What has become of the $20.8M water cannon? For months now it has been parked on the drill tarmac at the Tactical Services Unit (TSU), Eve Leary and there has been no word from the Guyana Police Force or the Ministry of Home Affairs about its usefulness thus far.
It appears that the water cannon’s main function has amounted to little more than providing a good shelter for animals. Several months ago this newspaper observed several dogs stretched out beneath it sheltering from the scorching sun.
A source told this newspaper that nothing is being done with the water cannon at the moment. “There is nothing to be done with it so it is just parked there,” the source said, adding that it was “a waste of money because it never functioned.”
According to another source, it may be more useful to fire-fighters than to the police. “Is best they send that thing to fire scene because it just deh at TSU park up,” the source said.
Among the concerns expressed to Stabroek News was the fact that leaving the water cannon parked for extended periods could result in it deteriorating to the point where it becomes completely useless.
One source explained that the dozens of vehicles which are seized by police are a good example of how quickly a vehicle can deteriorate.

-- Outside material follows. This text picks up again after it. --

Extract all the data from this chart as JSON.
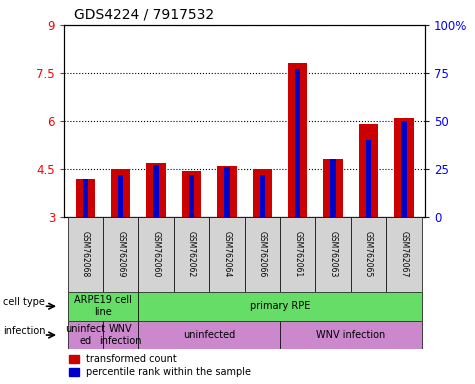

The vehicles are parked in the compound at CID Headquarters, Eve Leary.
Within no time, said the source, these vehicles “start rotting and rotting… I don’t know if it got anything to do with the salt from the ocean but it seems that the breeze coming from there is very corrosive.” However, the source was of the view that it could not be the elements alone that were causing the metal parts on vehicles to corrode at such a fast rate. Whatever the cause, it was pointed out that the water cannon was parked not far from this area and there was a possibility that it could suffer a similar fate.
Asked what happens if a vehicle is parked for extended periods of time without being used, the source said that it would fall into disrepair. “To have a vehicle that is properly maintained, you gotta drive it around. There is no evidence of the water cannon being maintained,” the source said.
As far as this newspaper can establish, the last time the cannon was used was in 2012 at Agricola.
Another source stated that the money would have been better spent to increase the force’s fleet of vehicles or to improve the salaries of ranks. “Just imagine $20 million gone like that. You know how much thing dat money could do?” the source said, asking why a public consultation was not held or the force consulted before the piece of equipment was bought. “Even if it was a brand new one, it don’t matter. We don’t need that here,” the source said. What was procured by the Ministry of Home Affairs was a second-hand piece of equipment.
It was noted too that the water cannon was procured for a totally different person. “Persons gotta look at when they bring this thing. Why didn’t they buy it in 2009 or 2008? Why they had to buy it in the same year with elections?” the source asked. It was observed that at the time the equipment was acquired there were no signs of social disruption.
A security expert had told this newspaper that the multimillion dollar piece of equipment was clearly a waste of money and it would probably cost millions more to have it refurbished to a level of some sort of usefulness.
According to the expert, from all indications it was not bought in the best interests of the force.
The expert noted that Guyana has never had such a crowd-control tool before, and as such if there was any seriousness in its purchase, the training of ranks and information gathering from a reputable manufacturer would have been at the top of the list.
“The whole acquisition was wrong. It just didn’t make any sense,” the expert said, noting that Linden was another example of where it failed. Back in 2012, it had been transported to the mining town of Linden on a low-bed truck to help quell disturbances there. However it failed to live up to its purpose as water was leaking out of every opening. The police later attempted to use it during unrest in Agricola, but it was ineffective.
“It ready for the scrap yard. It wouldn’t make any sense to rehabilitate it. It was a waste of the Guyanese money,” the expert declared.
Last year then acting police commissioner Leroy Brumell who has since retired, had given the assurance it was working, despite some members of the force saying differently. Brumell had said that every Wednesday it was taken to the National Park where it was used in “drills” with firemen. It must be noted that this was not the reason behind the purchase of the equipment, which was acquired to quell disruptions such as riots. It was bought ahead of the 2011 general elections.
In a bid to quell the growing criticisms about its capability, the water cannon was given its first public demonstration in June, 2012. During the exercise which was held in the National Park, police recruits played the part of disorderly protestors. After a few missed firings, the force of the water hit the recruits and some were swept off their feet.
In May 2010, the Ministry invited persons to bid for the opportunity to provide the force with an armoured water cannon truck. $37M was set aside in the National Budget for its purchase.
It was later purchased by the Guyana Government from China for a much lower price, and was delivered here in 2011.
Minister Clement Rohee in response to questions submitted by APNU shadow home affairs minister Winston Felix told the National Assembly in July of that year that the water cannon was in working order and located at the TSU Drill Square at Eve Leary, Georgetown.
This newspaper was later told that it was out of operation for several months and had to be left parked on the tarmac at the Tactical Services Unit (TSU) because it needed a part. Sources had said that this was the reason why it was not in commission during an APNU protest shortly after the election in 2011 during which several persons were shot and injured by the police.